For those who prefer cleaning up the wasteland in real-time, Obsidian's also adding an adjustable slo-mo cam to non-VATS kills, so everyone can now enjoy cinematic-ly paced slaughter. The most significant upgrade to the combat, though, is the ability to pimp your arsenal and have changes physically reflected on your weapons; larger clips, scopes, and modified ammo can all be toyed with to craft the ultimate mutant-killers. To display this, Obsidian whipped out a Grenade Machine Gun that's exactly as advertised and as awesome as it sounds. This map-clearing baby could potentially be New Vegas' answer to the Fat Man.
These combat upgrades are probably a good idea given the dangerousness of the wild west-meets-Mad Max environments. In addition to towering beasties called Mutant Nightkins and Geckos--both call-outs to classic Fallout foes--you'll encounter plenty of other creatures and humans looking to piss on your parade. Fallout 3 was well populated with its share of colorful characters that wanted you dead, and New Vegas is no different. Warring factions with various agendas and motivations will keep you plenty busy and often face down in the dirt, but so will the occasional wandering psychopath or hungry bandit. But on the plus side, you'll also run into friendlies willing to help you out and even fight by your side. New Vegas aims to streamline the process of commanding and managing companions by adding an on-screen wheel that allows you to make quick selections represented by cheeky Pip Boy icons.

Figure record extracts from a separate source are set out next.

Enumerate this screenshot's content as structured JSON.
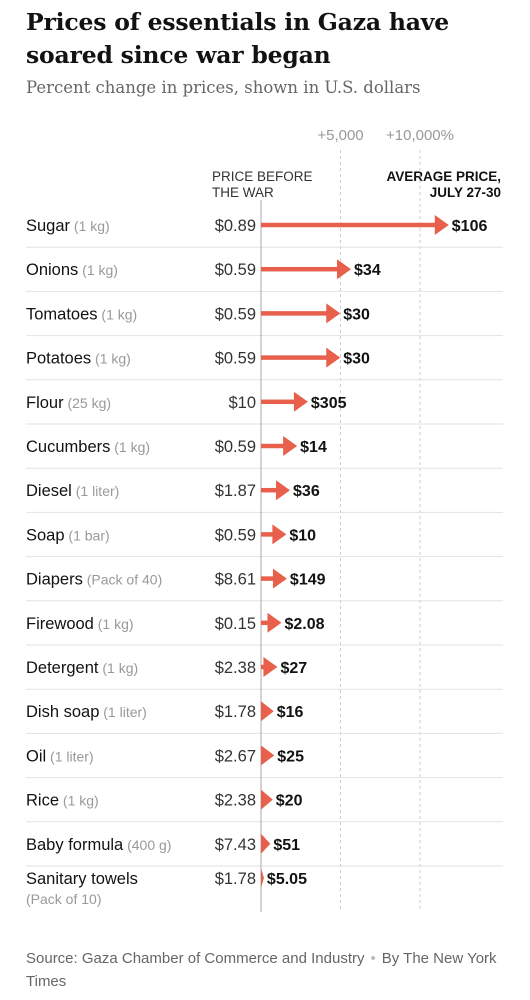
{
  "title": "Prices of essentials in Gaza have soared since war began",
  "subtitle": "Percent change in prices, shown in U.S. dollars",
  "columns": {
    "before": "PRICE BEFORE THE WAR",
    "after": "AVERAGE PRICE, JULY 27-30"
  },
  "chart_data": {
    "type": "bar",
    "orientation": "horizontal",
    "style": "arrows",
    "x_ticks": [
      {
        "value": 5000,
        "label": "+5,000"
      },
      {
        "value": 10000,
        "label": "+10,000%"
      }
    ],
    "xlim": [
      0,
      12000
    ],
    "grid": true,
    "items": [
      {
        "name": "Sugar",
        "unit": "(1 kg)",
        "before": "$0.89",
        "after": "$106",
        "pct_change": 11810
      },
      {
        "name": "Onions",
        "unit": "(1 kg)",
        "before": "$0.59",
        "after": "$34",
        "pct_change": 5663
      },
      {
        "name": "Tomatoes",
        "unit": "(1 kg)",
        "before": "$0.59",
        "after": "$30",
        "pct_change": 4985
      },
      {
        "name": "Potatoes",
        "unit": "(1 kg)",
        "before": "$0.59",
        "after": "$30",
        "pct_change": 4985
      },
      {
        "name": "Flour",
        "unit": "(25 kg)",
        "before": "$10",
        "after": "$305",
        "pct_change": 2950
      },
      {
        "name": "Cucumbers",
        "unit": "(1 kg)",
        "before": "$0.59",
        "after": "$14",
        "pct_change": 2273
      },
      {
        "name": "Diesel",
        "unit": "(1 liter)",
        "before": "$1.87",
        "after": "$36",
        "pct_change": 1825
      },
      {
        "name": "Soap",
        "unit": "(1 bar)",
        "before": "$0.59",
        "after": "$10",
        "pct_change": 1595
      },
      {
        "name": "Diapers",
        "unit": "(Pack of 40)",
        "before": "$8.61",
        "after": "$149",
        "pct_change": 1631
      },
      {
        "name": "Firewood",
        "unit": "(1 kg)",
        "before": "$0.15",
        "after": "$2.08",
        "pct_change": 1287
      },
      {
        "name": "Detergent",
        "unit": "(1 kg)",
        "before": "$2.38",
        "after": "$27",
        "pct_change": 1034
      },
      {
        "name": "Dish soap",
        "unit": "(1 liter)",
        "before": "$1.78",
        "after": "$16",
        "pct_change": 799
      },
      {
        "name": "Oil",
        "unit": "(1 liter)",
        "before": "$2.67",
        "after": "$25",
        "pct_change": 836
      },
      {
        "name": "Rice",
        "unit": "(1 kg)",
        "before": "$2.38",
        "after": "$20",
        "pct_change": 740
      },
      {
        "name": "Baby formula",
        "unit": "(400 g)",
        "before": "$7.43",
        "after": "$51",
        "pct_change": 586
      },
      {
        "name": "Sanitary towels",
        "unit": "(Pack of 10)",
        "before": "$1.78",
        "after": "$5.05",
        "pct_change": 184
      }
    ]
  },
  "source": {
    "text": "Source: Gaza Chamber of Commerce and Industry",
    "byline": "By The New York Times"
  },
  "colors": {
    "arrow": "#e8604c",
    "grid": "#cccccc",
    "separator": "#e2e2e2",
    "text": "#121212",
    "muted": "#999999"
  }
}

On top of these various enhancements, Obsidian is hoping to please more seasoned fans with a new Hardcore mode. Selecting this allows players to breeze through the initial character creation menus and other tutorial-type stuff, while also giving them a much harder game to play through. Challenge-ramping changes include Stimpaks that slowly heal over time (instead of all at once), ammo and gear that adds weight to your character, and a heavy reliance on staying hydrated under the hot sun--yes, you can die of thirst in New Vegas.
While Obsidian was enthusiastic about showing of their new title and all its bells and whistles, they were quick to point out they've still got plenty of secrets to reveal. The story, which finds your character left for dead as the game starts, is something I look forward to hearing more about, as is a more intuitive karma system which will supposedly better reflect NPC's' reactions to you. The developer teased some features and barely hinted at others (they coyly dodged a question about Dogmeat's whereabouts in New Vegas), but they did leave me wanting more. They closed the demo with a literal bang, as the protagonist activated a solar-powered laser that rained death on enemies like they were ants under a magnifying glass. Uh yeah, I think that might be something I want to try out when the game arrives this fall.